The theory - and practice - of Presidential Dictatorship
Sheriff GW's Little Deputy John Howard imitated that leadership and directed a similar putsch with his own Terror Laws down in Australia.
Just some of the secretly held memos prepared by the Bush-led Republican Full Court Press legal team that supported and underwrote the Bush administration actions have recently been released by the Obama administration.
Holder Declassifies Controversial Bush-Era Legal Opinions
Attorney General Eric Holder, in releasing the documents, said, "Americans deserve a government that operates with transparency and openness. It is my goal to make OLC opinions available when possible while still protecting national security information and ensuring robust internal executive branch debate and decision-making."
Bush memos on presidential power shock legal experts
The newly released memos were mostly written between 2001 and 2003, and they gave the government broad legal authorization for fighting a new war in a new way. Their common theme was that no laws can limit the president's power in fighting terrorists.
Yale law professor Jack Balkin called this a "theory of presidential dictatorship. They say the battlefield is everywhere. And the president can do anything he wants, so long as it involves the military and the enemy."
"This was a period of panic, and panic creates an opportunity for patriotic politicians to abuse their power," Balkin said.
The criticism was not limited to liberals. "I agree with the left on this one," said Orin Kerr, a law professor at George Washington University. The approach in the memos "was simply not a plausible reading of the case law. The Bush [Office of Legal Counsel] eventually rejected [the] memos because they were wrong on the law, and they were right to do so."
Defenders of the administration stress that the memos were written during a time of national emergency. Officials feared, and indeed, expected another terrorist attack within the U.S. They were determined to take all possible steps to prevent it. And by the time the Bush administration came to an end, views within the Justice Department had changed dramatically.
"You can never get over how bad these opinions were," said Duke Law School professor Walter Dellinger, who headed the Justice Department's Office of Legal Counsel in the Clinton administration. "The assertion that Congress has no role to play with respect to the detention of prisoners was contrary to the Constitution's text, to judicial precedent and to historical practice. For people who supposedly follow the text [of the Constitution], what don't they understand about the phrase 'make rules concerning captures on land and water'?"
Most of the memos were written by John Yoo, a deputy director of the Office of Legal Counsel. This small, obscure office writes legal opinions for the attorney general and others in the government. Yoo's memos gave legal guidance to the Defense Department and the White House.
Five days before the Bush administration came to an end, Steven Bradbury, the head of the office, wrote an 11-page memo "for the files" explaining how his office had gone wrong.
Rosa Brooks, in an opinion piece in the LA Times, asks and answers the question, How did they ever get away with it?
One answer is suggested by the so-called Big Lie theory of political propaganda, articulated most infamously by Adolf Hitler. Ordinary people "more readily fall victim to the big lie than the small lie," wrote Hitler, "since they themselves often tell small lies ... but would be ashamed to resort to large-scale falsehoods. It would never come into their heads to fabricate colossal untruths, and they would not believe that others could have the impudence to distort the truth so infamously."

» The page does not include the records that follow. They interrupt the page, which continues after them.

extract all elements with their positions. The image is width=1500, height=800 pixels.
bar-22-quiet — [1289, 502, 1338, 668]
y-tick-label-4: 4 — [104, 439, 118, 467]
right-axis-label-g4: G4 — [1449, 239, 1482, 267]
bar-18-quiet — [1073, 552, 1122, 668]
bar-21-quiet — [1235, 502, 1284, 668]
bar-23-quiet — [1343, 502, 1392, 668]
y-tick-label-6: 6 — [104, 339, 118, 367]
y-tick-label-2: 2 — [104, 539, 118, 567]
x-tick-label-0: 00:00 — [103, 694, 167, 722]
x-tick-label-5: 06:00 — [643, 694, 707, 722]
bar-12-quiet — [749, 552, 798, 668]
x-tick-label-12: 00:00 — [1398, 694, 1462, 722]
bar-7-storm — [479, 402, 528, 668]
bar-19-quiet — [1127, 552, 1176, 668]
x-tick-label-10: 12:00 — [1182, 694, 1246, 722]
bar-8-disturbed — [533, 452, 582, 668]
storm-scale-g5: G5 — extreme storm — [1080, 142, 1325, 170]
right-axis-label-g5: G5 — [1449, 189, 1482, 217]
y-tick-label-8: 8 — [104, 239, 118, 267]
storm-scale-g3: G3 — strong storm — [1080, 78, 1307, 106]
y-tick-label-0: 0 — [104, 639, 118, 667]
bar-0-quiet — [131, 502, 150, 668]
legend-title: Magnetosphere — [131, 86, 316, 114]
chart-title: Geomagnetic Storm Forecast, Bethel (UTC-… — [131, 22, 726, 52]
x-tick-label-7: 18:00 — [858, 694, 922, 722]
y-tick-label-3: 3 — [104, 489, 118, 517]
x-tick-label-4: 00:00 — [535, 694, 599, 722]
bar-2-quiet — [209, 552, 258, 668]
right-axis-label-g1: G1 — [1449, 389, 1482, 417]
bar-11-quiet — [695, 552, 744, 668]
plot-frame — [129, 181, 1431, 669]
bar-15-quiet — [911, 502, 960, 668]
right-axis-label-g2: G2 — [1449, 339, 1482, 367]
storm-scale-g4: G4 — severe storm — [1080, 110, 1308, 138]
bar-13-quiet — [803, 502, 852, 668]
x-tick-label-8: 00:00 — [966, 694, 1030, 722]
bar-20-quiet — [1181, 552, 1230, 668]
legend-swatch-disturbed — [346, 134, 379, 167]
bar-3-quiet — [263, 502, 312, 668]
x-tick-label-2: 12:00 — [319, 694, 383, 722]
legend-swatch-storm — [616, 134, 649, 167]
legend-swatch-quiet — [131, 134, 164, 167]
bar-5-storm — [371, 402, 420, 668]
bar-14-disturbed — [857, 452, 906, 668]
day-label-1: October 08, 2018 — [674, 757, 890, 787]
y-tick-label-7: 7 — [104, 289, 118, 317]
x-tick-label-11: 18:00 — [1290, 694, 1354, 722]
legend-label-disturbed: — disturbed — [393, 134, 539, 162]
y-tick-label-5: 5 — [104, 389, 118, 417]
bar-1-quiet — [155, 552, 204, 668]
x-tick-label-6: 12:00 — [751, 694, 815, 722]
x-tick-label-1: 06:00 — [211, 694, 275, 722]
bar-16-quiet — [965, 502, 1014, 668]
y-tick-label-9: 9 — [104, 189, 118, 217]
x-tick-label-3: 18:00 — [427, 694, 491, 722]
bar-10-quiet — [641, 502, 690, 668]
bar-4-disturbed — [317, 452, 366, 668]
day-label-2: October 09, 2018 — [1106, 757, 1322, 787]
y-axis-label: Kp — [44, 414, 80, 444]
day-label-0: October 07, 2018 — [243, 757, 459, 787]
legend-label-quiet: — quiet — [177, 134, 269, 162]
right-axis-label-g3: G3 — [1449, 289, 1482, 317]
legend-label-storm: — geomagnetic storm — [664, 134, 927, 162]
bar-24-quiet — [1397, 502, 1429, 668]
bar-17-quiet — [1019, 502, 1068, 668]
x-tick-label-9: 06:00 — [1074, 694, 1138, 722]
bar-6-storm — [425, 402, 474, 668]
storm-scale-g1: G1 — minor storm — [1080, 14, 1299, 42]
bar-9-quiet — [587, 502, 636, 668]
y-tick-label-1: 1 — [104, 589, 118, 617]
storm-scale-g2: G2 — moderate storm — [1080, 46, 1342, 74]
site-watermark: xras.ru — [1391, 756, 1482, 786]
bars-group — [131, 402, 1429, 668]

In other words: Paradoxically, the more outrageous the claim, the more apt we are to assume there must be some truth to it. Just as some banks and insurance companies are apparently "too big to fail," some claims from those with political power seem to strike us as "too big to disbelieve." "That seems so outrageous it must be right," we tell ourselves. "The important people keep saying it -- they must know something I don't know."
Big lies prevail because we can't bring ourselves to believe that our leaders could be so dishonest or deluded. And big lies can do terrible damage, of course. The Bush administration's big legal lies paved the way for some of the most shameful episodes in our history, including the official authorization of torture.
Back in 2005, the conservative US political/social scientist Francis Fukuyama wrote an opinion piece published in the SMH, Wasted lives, then wasted opportunity, which prompted a Guambat post, Of hearts, minds and balls.
Like Rosa Brook's piece, Fukuyama began with a question, but phrased more Socratically:
As we mark four years since September 11, 2001, one way to organise a review of what has happened in US foreign policy since that terrible day is with a question: to what extent has that policy flowed from the wellspring of American politics and culture, and to what extent has it flowed from the particularities of this President and this Administration?
The Administration could instead have chosen to create a true alliance of democracies to fight illiberal currents coming out of the Middle East. It could also have tightened economic sanctions and secured the return of arms inspectors to Iraq without going to war. It could have had a go at a new international regime to battle proliferation.
All of these paths would have been in keeping with American foreign policy traditions. But Bush and his Administration chose to do otherwise.
We do not know what outcome we will face in Iraq. We do know that four years after September 11, the whole foreign policy of the United States seems destined to rise or fall on the outcome of a war only marginally related to the source of what befell America on that day. There was nothing inevitable about this. There is everything to be regretted about it.